III. Sur les accessoires
En cette matière où la saisine du tribunal et la notification des décisions se font sans l’intervention d’un huissier de justice, les dépens éventuellement engagés par une partie dans le cadre de la présente instance resteront à la charge de celle-ci.

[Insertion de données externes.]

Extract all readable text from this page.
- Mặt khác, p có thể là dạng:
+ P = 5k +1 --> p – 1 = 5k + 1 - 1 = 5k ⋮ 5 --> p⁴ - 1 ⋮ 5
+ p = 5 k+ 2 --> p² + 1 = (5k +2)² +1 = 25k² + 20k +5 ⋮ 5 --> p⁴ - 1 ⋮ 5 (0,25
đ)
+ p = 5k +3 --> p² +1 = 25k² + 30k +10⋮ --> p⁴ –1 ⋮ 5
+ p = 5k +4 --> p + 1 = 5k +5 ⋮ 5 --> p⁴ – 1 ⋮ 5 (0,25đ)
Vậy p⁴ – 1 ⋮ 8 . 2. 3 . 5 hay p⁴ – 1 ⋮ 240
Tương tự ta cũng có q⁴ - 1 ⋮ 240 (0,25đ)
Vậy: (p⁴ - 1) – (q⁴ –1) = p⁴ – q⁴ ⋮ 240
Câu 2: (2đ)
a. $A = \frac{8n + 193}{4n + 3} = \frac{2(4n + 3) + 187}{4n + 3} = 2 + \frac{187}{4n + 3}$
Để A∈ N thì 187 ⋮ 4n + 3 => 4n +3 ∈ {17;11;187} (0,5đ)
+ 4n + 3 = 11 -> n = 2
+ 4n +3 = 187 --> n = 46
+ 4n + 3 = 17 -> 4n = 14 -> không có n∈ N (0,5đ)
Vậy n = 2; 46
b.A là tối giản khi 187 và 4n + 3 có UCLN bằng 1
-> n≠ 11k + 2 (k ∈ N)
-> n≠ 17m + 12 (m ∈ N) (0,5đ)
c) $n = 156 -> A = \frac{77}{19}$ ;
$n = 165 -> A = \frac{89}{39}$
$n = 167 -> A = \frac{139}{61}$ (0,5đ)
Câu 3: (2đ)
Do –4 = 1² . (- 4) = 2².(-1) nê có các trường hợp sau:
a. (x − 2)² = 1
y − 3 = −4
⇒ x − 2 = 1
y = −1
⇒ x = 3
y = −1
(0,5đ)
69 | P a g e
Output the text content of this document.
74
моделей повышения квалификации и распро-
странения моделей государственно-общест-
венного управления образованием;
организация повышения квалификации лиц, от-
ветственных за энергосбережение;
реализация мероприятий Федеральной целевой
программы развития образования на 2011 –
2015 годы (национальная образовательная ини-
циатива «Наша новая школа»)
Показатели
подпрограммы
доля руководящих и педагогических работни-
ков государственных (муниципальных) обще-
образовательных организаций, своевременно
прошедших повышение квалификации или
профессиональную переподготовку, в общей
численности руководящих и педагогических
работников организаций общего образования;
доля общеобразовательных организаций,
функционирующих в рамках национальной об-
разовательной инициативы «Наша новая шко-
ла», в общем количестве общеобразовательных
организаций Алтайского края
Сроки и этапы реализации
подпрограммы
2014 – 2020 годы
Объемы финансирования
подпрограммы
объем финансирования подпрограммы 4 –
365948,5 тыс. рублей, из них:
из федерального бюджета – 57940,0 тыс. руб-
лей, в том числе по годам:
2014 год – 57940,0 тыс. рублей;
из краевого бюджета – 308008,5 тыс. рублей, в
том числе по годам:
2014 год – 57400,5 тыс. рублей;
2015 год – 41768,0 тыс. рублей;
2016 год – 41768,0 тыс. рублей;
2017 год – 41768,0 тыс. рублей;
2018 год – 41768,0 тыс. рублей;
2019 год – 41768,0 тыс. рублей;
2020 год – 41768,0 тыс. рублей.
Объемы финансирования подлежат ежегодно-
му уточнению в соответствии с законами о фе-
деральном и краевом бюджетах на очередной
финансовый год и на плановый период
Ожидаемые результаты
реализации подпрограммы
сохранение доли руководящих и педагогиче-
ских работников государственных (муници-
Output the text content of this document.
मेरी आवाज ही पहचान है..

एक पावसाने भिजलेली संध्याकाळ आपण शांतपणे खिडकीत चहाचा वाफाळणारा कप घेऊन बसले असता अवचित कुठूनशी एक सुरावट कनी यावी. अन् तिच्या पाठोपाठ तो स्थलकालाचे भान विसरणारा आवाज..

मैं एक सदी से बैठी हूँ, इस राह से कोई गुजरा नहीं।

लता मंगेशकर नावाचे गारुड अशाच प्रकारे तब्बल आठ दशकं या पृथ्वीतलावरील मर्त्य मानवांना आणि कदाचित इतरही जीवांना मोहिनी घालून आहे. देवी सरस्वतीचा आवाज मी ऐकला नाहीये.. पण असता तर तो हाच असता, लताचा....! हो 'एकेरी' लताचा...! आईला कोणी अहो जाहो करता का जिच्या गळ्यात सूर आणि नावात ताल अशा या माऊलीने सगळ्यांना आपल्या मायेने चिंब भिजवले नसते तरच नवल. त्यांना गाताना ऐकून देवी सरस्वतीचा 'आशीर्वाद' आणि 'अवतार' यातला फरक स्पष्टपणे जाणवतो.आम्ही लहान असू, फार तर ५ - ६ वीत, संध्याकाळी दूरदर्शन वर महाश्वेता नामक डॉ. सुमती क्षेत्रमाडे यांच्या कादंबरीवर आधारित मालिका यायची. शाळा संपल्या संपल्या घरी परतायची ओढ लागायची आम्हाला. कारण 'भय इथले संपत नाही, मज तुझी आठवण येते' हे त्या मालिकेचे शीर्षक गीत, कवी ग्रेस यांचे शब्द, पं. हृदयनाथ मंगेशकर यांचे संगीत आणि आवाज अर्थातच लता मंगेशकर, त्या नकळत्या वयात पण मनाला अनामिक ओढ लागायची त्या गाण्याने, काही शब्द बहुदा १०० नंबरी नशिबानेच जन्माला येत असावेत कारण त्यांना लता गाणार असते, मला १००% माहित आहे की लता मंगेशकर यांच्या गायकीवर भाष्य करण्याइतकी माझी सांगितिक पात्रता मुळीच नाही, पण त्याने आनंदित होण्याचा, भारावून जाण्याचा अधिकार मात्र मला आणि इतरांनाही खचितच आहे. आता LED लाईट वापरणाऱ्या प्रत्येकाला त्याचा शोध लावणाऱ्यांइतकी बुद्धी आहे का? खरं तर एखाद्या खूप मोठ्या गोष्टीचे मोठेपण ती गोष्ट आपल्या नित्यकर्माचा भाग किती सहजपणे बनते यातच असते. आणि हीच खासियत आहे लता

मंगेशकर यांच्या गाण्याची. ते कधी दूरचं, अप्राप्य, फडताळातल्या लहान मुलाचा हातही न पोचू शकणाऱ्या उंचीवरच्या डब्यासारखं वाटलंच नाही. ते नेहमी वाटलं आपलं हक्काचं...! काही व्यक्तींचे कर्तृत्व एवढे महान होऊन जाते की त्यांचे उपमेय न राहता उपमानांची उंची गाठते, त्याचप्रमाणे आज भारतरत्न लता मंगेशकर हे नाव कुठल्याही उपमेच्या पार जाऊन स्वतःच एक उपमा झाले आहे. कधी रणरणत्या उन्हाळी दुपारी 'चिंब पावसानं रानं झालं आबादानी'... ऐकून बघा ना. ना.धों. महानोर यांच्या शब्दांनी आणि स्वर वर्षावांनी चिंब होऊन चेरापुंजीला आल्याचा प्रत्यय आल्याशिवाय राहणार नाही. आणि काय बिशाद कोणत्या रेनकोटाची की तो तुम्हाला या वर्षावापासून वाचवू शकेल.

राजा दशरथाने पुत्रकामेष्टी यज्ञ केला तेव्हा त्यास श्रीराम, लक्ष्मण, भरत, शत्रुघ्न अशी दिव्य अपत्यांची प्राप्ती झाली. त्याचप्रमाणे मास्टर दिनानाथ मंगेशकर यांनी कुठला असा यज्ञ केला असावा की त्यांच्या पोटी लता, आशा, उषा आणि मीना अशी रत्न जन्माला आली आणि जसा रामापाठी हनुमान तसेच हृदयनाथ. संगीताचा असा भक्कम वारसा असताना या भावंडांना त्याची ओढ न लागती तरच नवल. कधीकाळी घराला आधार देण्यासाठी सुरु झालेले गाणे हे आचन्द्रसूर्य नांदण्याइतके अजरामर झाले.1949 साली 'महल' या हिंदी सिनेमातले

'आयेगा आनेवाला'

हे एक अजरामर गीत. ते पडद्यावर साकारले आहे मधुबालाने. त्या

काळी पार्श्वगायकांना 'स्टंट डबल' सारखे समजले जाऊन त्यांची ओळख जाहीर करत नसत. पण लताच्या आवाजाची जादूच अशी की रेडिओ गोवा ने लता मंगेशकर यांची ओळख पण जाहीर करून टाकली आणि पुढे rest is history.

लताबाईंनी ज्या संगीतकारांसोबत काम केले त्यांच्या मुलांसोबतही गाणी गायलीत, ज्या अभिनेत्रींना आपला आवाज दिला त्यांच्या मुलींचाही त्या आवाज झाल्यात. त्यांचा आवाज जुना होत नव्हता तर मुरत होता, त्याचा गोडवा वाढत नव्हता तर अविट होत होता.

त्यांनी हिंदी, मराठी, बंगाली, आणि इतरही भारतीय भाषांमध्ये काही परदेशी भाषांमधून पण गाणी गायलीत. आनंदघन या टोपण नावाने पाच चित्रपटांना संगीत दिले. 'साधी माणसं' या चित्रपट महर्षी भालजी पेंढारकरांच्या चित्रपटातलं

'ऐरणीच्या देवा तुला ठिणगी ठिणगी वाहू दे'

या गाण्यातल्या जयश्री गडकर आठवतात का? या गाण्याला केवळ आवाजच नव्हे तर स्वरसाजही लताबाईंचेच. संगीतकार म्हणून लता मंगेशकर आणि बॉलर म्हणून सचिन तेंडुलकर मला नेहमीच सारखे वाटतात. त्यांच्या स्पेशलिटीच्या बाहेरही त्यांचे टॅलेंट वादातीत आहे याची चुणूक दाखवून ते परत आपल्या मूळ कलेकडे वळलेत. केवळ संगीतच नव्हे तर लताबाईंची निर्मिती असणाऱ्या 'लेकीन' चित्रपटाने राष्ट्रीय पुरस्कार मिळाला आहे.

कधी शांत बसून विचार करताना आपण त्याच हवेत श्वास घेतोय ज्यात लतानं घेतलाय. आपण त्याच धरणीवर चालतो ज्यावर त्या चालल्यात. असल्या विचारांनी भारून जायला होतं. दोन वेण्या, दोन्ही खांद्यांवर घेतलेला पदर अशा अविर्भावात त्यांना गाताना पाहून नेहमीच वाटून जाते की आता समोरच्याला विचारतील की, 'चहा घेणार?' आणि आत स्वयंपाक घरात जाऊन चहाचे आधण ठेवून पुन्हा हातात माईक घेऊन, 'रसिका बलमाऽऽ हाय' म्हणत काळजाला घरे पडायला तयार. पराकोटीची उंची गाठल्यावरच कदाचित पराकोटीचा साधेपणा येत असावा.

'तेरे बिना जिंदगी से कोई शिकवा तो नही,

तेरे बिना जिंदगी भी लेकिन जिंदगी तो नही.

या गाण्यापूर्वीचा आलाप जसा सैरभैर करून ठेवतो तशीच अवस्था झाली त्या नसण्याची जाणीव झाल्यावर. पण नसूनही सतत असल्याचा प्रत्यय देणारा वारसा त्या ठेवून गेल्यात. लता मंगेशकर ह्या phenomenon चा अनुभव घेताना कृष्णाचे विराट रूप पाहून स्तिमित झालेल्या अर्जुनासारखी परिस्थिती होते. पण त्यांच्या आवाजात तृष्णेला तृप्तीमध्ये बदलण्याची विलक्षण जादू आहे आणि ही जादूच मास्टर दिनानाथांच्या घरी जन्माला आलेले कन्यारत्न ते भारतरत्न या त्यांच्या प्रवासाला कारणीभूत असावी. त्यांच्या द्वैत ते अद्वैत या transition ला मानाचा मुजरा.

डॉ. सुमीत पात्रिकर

La présente décision est immédiatement exécutoire en application de l’article R. 713-10 du code de la consommation.
PAR CES MOTIFS
La juge des contentieux de la protection du tribunal judiciaire de Paris, statuant publiquement, par jugement réputé contradictoire et en premier ressort, par mise à disposition au greffe,
Déclare recevable en la forme la contestation de Mme [I] [N] à l’encontre de la décision relative aux mesures imposées par la commission de surendettement des particuliers de Paris du 11 juillet 2024 ;
Rejette la demande de Mme [I] [N] tendant à bénéficier d’un rétablissement personnel sans liquidation judiciaire ;
Arrête les mesures propres à traiter la situation de surendettement de Mme [I] [N], selon les modalités suivantes, et qui entreront en vigueur le 1er mars 2025 :
Créancier / Dette
Restant dû en début de plan
Taux
Mensualité du 1er/03/2025 au 1er/02/2032
Effacement
Restant dû à l’issue
BPCE FINANCEMENT / 41467623092100
8 828,26 €
0,00%
33,32 €
6 029,38 €
0,00 €
IP TRUST / SASU GRUENAVENGEUSES
23 756,20 €
0,00%
89,68 €
16 223,08 €
0,00 €
[Z] [H] / prêt personnel
2 500,00 €
0,00%
2 500,00 €
0,00 €
TOTAL
123,00 €
Dit que Mme [I] [N] devra prendre l’initiative de contacter ses créanciers pour mettre en place les modalités pratiques de règlement des échéances ;
Dit qu’à défaut de respect de la présente décision, et après expiration d’un délai de quinze jours à compter de l’envoi par un créancier d’une mise en demeure, adressée au débiteur par courrier recommandé avec accusé de réception et restée infructueuse, les sommes dues deviendront immédiatement exigibles, de sorte que les créanciers pourront à nouveau exercer des poursuites individuelles ;
Dit que, pendant l’exécution des mesures de redressement, Mme [I] [N] ne pourra pas contracter de nouvelles dettes, sous peine de déchéance du bénéfice des dispositions du présent jugement ;
Rappelle que la présente décision s’impose tant au créancier qu’au débiteur, et qu’ainsi toutes modalités de paiement, tant amiables que forcées, sont suspendues pendant l’exécution de ce plan;
Dit qu’il appartiendra à Mme [I] [N], en cas de changement significatif de ses conditions de ressources, de déposer un nouveau dossier auprès de la commission de surendettement des particuliers ;
Rejette pour le surplus des demandes ;
Laisse à chaque partie la charge de ses dépens ;
Rappelle que le présent jugement bénéficie de l’exécution provisoire de droit ;
Dit que la décision sera notifiée par lettre recommandée avec avis de réception à Mme [I] [N] et à ses créanciers, et par lettre simple à la commission de surendettement des particuliers de Paris.